One common mistake, she says, is when filmmakers put an unprepared cat onto a set and start trying to film almost immediately. On Matt Reeves’ The Batman, there’s a scene when Selina Kyle (Zoë Kravitz) comes home to her apartment and several cats are milling about. Vaughan had the cats spend time on the apartment set for a week before filming. “We got them used to the whole environment, so when it came time to [shoot], they were so comfortable that I literally didn’t even have to be in sight,” she said.

“The biggest thing people get wrong is assuming that cats are not capable of doing [films],” Vaughan adds. “Everybody does things with their dog. People don’t do generally do much with their cats, so most people go, ‘My cat would never do that’ — that’s their assumption because they base it on their own experiences.

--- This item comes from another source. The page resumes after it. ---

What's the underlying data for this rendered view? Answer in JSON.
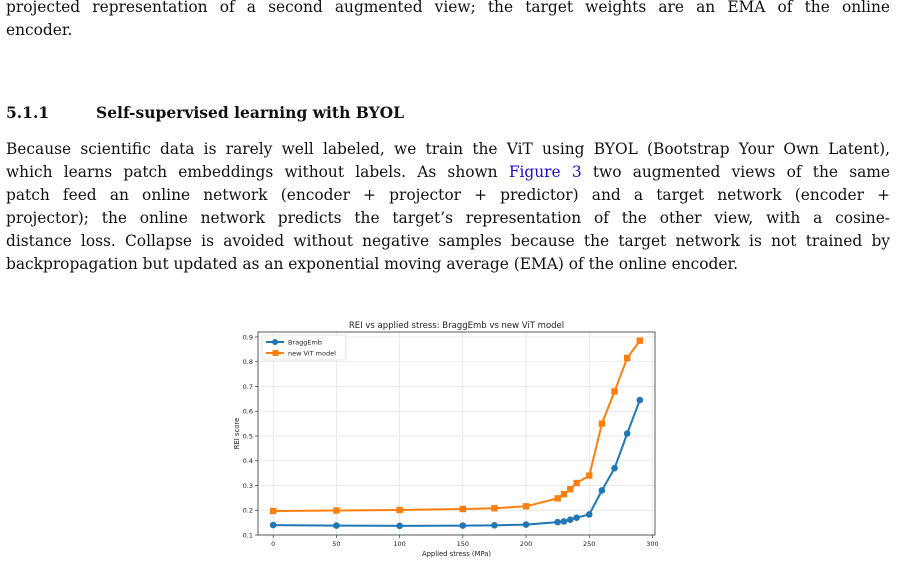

So they presume no cat will.”

Lupita Nyong’o and Joseph Quinn with Frodo in A Quiet Place: Day One.

Cat Tropes In Film

For decades, cats in movies were mostly used to briefly fulfill a few tropes:

Jump-scare cats: This is in horror films when cats leap out during a tense scene, startling nervous heroes and the audience, right before the killer makes his move. The trope might have originated with 1977’s Alien, where Jonesy brought his orange cat energy to several scenes in Ridley Scott’s horror masterpiece, and Sigourney Weaver became the original badass cat mom, risking her life to rescue Jonesy in the film’s climax (in the sequel, Aliens, writer-director James Cameron sidelined Jonesy with the line, “And you, you little shit-head, you’re staying here”).  

Cats as singleton accessory: Pet cats often get briefly shown to convey somebody is living a solitary life (as if living solo with a cat is a bad thing). Audrey Hepburn in Breakfast at Tiffanys even spelled it out: “I’m like Cat here, a no-name slob. We belong to nobody, and nobody belongs to us.” In reality, cat owners are only 3 percent more likely to be single than dog owners, so this stereotype isn’t really true. The other part of this trope is that lonely cat owners tend to be female while dog owners are male — a stereotype that persists in film today (Would John Wick have worked as well with a cat? Discuss). There is a bit of statistical reality behind this — 64 percent of cat owners are female. But 60 percent of dog owners are also female. So one could say that pet owners overall are more likely to be female, and women are almost equally likely to be a cat owner as a dog owner. 

Demonic cats: These tend to be largest cat roles as they’re villains driving the action; an idea that goes back to the 16th century witch panic. Filmmakers also tend to be less skittish about killing off a cat than a dog (“Never kill the dog” is a screenwriting rule cliche, saying nothing about cats).